I don't like being compared to people. I mean, I know it happens, and sometimes it's pretty flattering, but I don't want to be anyone else. I'm me, I accept this, I embrace it. 
I'm me, I just need to figure out who that is. 

1 comments:

DayMoon said...

Damn. Even when you are upset with yourself, your words carry emotion and flow. They stream from your brain as if your mind was poetry already and when it comes out, it is unfiltered and pure. Writing your thoughts is so much more clear and perfect and YOU than any poetry book that I have ever picked up -not written by you that is-. Sami Alwani comes close, and Nathanëal Larochette is even closer, but more successful in his search for perfection, or not more successful, but mroe ahead because he is older and more popular a person. Regardless, their words I have read. Your words I will always be reading and understanding without flinching because the filter of flickering after-thought seems to be void of your hand.

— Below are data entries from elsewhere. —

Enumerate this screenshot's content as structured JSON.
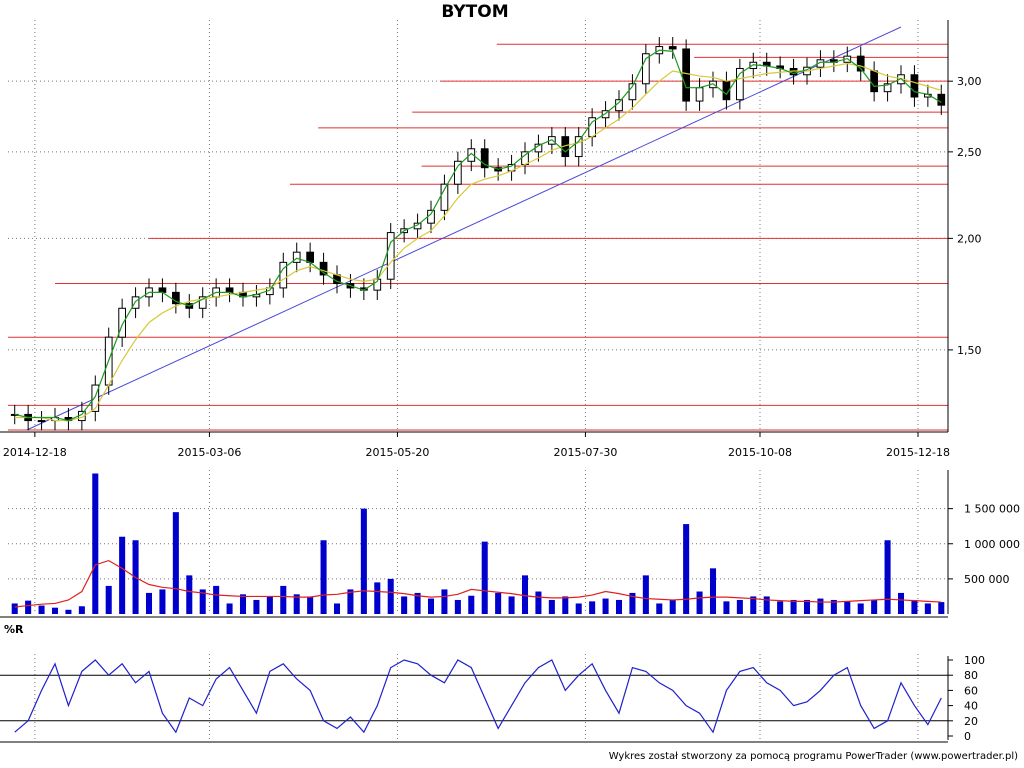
{
  "title": "BYTOM",
  "indicator_label": "%R",
  "footer": "Wykres został stworzony za pomocą programu PowerTrader (www.powertrader.pl)",
  "colors": {
    "candle": "#000000",
    "ma_short": "#1f9a1f",
    "ma_long": "#d8c93a",
    "support_lines": "#e23030",
    "trendline": "#4a4ad8",
    "volume_bars": "#0000cc",
    "volume_ma": "#e02020",
    "williams_r": "#2020cc"
  },
  "chart_data": [
    {
      "type": "candlestick",
      "title": "BYTOM",
      "x_tick_labels": [
        "2014-12-18",
        "2015-03-06",
        "2015-05-20",
        "2015-07-30",
        "2015-10-08",
        "2015-12-18"
      ],
      "y_tick_labels": [
        "1,50",
        "2,00",
        "2,50",
        "3,00"
      ],
      "y_ticks": [
        1.5,
        2.0,
        2.5,
        3.0
      ],
      "ylim": [
        1.22,
        3.45
      ],
      "log_scale": true,
      "grid": true,
      "close": [
        1.27,
        1.25,
        1.25,
        1.26,
        1.25,
        1.28,
        1.37,
        1.55,
        1.67,
        1.72,
        1.76,
        1.74,
        1.69,
        1.67,
        1.72,
        1.76,
        1.74,
        1.72,
        1.73,
        1.76,
        1.88,
        1.93,
        1.88,
        1.82,
        1.78,
        1.76,
        1.75,
        1.8,
        2.03,
        2.05,
        2.08,
        2.15,
        2.3,
        2.44,
        2.52,
        2.4,
        2.38,
        2.42,
        2.5,
        2.55,
        2.6,
        2.47,
        2.6,
        2.73,
        2.78,
        2.86,
        2.98,
        3.22,
        3.28,
        3.26,
        2.85,
        2.95,
        3.0,
        2.86,
        3.1,
        3.15,
        3.12,
        3.1,
        3.05,
        3.11,
        3.17,
        3.15,
        3.2,
        3.08,
        2.92,
        2.98,
        3.05,
        2.88,
        2.9,
        2.82
      ],
      "ma_short": [
        1.27,
        1.26,
        1.26,
        1.26,
        1.25,
        1.27,
        1.33,
        1.46,
        1.6,
        1.7,
        1.74,
        1.74,
        1.7,
        1.68,
        1.71,
        1.74,
        1.74,
        1.72,
        1.73,
        1.75,
        1.85,
        1.9,
        1.88,
        1.83,
        1.79,
        1.77,
        1.75,
        1.79,
        1.98,
        2.04,
        2.07,
        2.13,
        2.27,
        2.41,
        2.49,
        2.42,
        2.39,
        2.41,
        2.48,
        2.54,
        2.58,
        2.5,
        2.57,
        2.7,
        2.76,
        2.84,
        2.96,
        3.18,
        3.25,
        3.24,
        2.95,
        2.95,
        2.98,
        2.9,
        3.06,
        3.13,
        3.12,
        3.1,
        3.06,
        3.09,
        3.15,
        3.15,
        3.18,
        3.1,
        2.96,
        2.97,
        3.02,
        2.92,
        2.9,
        2.84
      ],
      "ma_long": [
        1.26,
        1.26,
        1.26,
        1.25,
        1.25,
        1.26,
        1.29,
        1.37,
        1.46,
        1.54,
        1.61,
        1.65,
        1.68,
        1.7,
        1.71,
        1.72,
        1.73,
        1.74,
        1.75,
        1.76,
        1.8,
        1.84,
        1.86,
        1.84,
        1.82,
        1.8,
        1.79,
        1.8,
        1.88,
        1.95,
        2.0,
        2.04,
        2.12,
        2.22,
        2.3,
        2.33,
        2.35,
        2.38,
        2.42,
        2.46,
        2.51,
        2.54,
        2.56,
        2.6,
        2.66,
        2.72,
        2.8,
        2.9,
        3.0,
        3.08,
        3.06,
        3.04,
        3.03,
        3.0,
        3.02,
        3.04,
        3.06,
        3.07,
        3.08,
        3.08,
        3.1,
        3.12,
        3.14,
        3.12,
        3.08,
        3.04,
        3.02,
        2.99,
        2.96,
        2.93
      ],
      "horizontal_levels": [
        {
          "level": 1.22,
          "from": 0.0,
          "to": 1.0
        },
        {
          "level": 1.3,
          "from": 0.0,
          "to": 1.0
        },
        {
          "level": 1.55,
          "from": 0.0,
          "to": 1.0
        },
        {
          "level": 1.78,
          "from": 0.05,
          "to": 1.0
        },
        {
          "level": 2.0,
          "from": 0.15,
          "to": 1.0
        },
        {
          "level": 2.3,
          "from": 0.3,
          "to": 1.0
        },
        {
          "level": 2.41,
          "from": 0.44,
          "to": 1.0
        },
        {
          "level": 2.66,
          "from": 0.33,
          "to": 1.0
        },
        {
          "level": 2.77,
          "from": 0.43,
          "to": 1.0
        },
        {
          "level": 3.0,
          "from": 0.46,
          "to": 1.0
        },
        {
          "level": 3.19,
          "from": 0.73,
          "to": 1.0
        },
        {
          "level": 3.3,
          "from": 0.52,
          "to": 1.0
        }
      ],
      "trendline": [
        {
          "x": 0.02,
          "y": 1.22
        },
        {
          "x": 0.95,
          "y": 3.45
        }
      ]
    },
    {
      "type": "bar",
      "title": "volume",
      "y_tick_labels": [
        "500 000",
        "1 000 000",
        "1 500 000"
      ],
      "y_ticks": [
        500000,
        1000000,
        1500000
      ],
      "ylim": [
        0,
        2050000
      ],
      "values": [
        150000,
        190000,
        120000,
        90000,
        60000,
        110000,
        2000000,
        400000,
        1100000,
        1050000,
        300000,
        350000,
        1450000,
        550000,
        350000,
        400000,
        150000,
        280000,
        200000,
        250000,
        400000,
        280000,
        250000,
        1050000,
        150000,
        350000,
        1500000,
        450000,
        500000,
        250000,
        300000,
        220000,
        350000,
        200000,
        260000,
        1030000,
        300000,
        250000,
        550000,
        320000,
        200000,
        250000,
        150000,
        180000,
        220000,
        200000,
        300000,
        550000,
        150000,
        200000,
        1280000,
        320000,
        650000,
        180000,
        200000,
        250000,
        250000,
        180000,
        200000,
        200000,
        220000,
        200000,
        180000,
        150000,
        200000,
        1050000,
        300000,
        200000,
        150000,
        170000
      ],
      "ma": [
        100000,
        120000,
        140000,
        150000,
        200000,
        320000,
        700000,
        760000,
        650000,
        520000,
        420000,
        380000,
        360000,
        320000,
        300000,
        270000,
        260000,
        250000,
        250000,
        250000,
        250000,
        240000,
        240000,
        270000,
        280000,
        310000,
        330000,
        320000,
        310000,
        290000,
        260000,
        240000,
        250000,
        280000,
        350000,
        330000,
        310000,
        290000,
        260000,
        240000,
        230000,
        230000,
        240000,
        270000,
        320000,
        290000,
        250000,
        220000,
        210000,
        200000,
        210000,
        230000,
        240000,
        240000,
        230000,
        220000,
        200000,
        190000,
        180000,
        180000,
        170000,
        170000,
        180000,
        190000,
        200000,
        210000,
        200000,
        190000,
        180000,
        170000
      ]
    },
    {
      "type": "line",
      "title": "%R",
      "y_tick_labels": [
        "0",
        "20",
        "40",
        "60",
        "80",
        "100"
      ],
      "y_ticks": [
        0,
        20,
        40,
        60,
        80,
        100
      ],
      "ylim": [
        0,
        100
      ],
      "reference_lines": [
        20,
        80
      ],
      "values": [
        5,
        20,
        60,
        95,
        40,
        85,
        100,
        80,
        95,
        70,
        85,
        30,
        5,
        50,
        40,
        75,
        90,
        60,
        30,
        85,
        95,
        75,
        60,
        20,
        10,
        25,
        5,
        40,
        90,
        100,
        95,
        80,
        70,
        100,
        90,
        50,
        10,
        40,
        70,
        90,
        100,
        60,
        80,
        95,
        60,
        30,
        90,
        85,
        70,
        60,
        40,
        30,
        5,
        60,
        85,
        90,
        70,
        60,
        40,
        45,
        60,
        80,
        90,
        40,
        10,
        20,
        70,
        40,
        15,
        50
      ]
    }
  ]
}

Anyways. The freedom and obligation relation that you have conceived, I would never think of any other way. It is like buying something expensive (say clothes/accessory items) and wearing them less than the lesser expensive stuff so to preserve them longer/ use only on special occasions. I do not feel obligated to treat my nice shoes any different than my 15$ pair. Same with ties and everything obligatory. As as I feel obligated, I turn my head around and squirm uncomfortably and shout at the universe: "THIS IS NOT NATURAL. THIS IS NOT THE LIFE I HAVE CHOSEN TO LIFE. DO NOT FORCE ONTO SOME DESTINED PATH WITHOUT MY PERMISSION."

The cloud oblivion. YOu could not have put into better words.
Your honesty with looking at both sides to every view is great and convinces my of the argument coming from both sides. This is empathy. This is pacifism.

Typo: Nazi(does not)= Socialism in the traditional sense from the second world war, but I guess there are nazi socialists now. I makes sense. However, seeing it in the opening paragraph seems like there is a disconnect.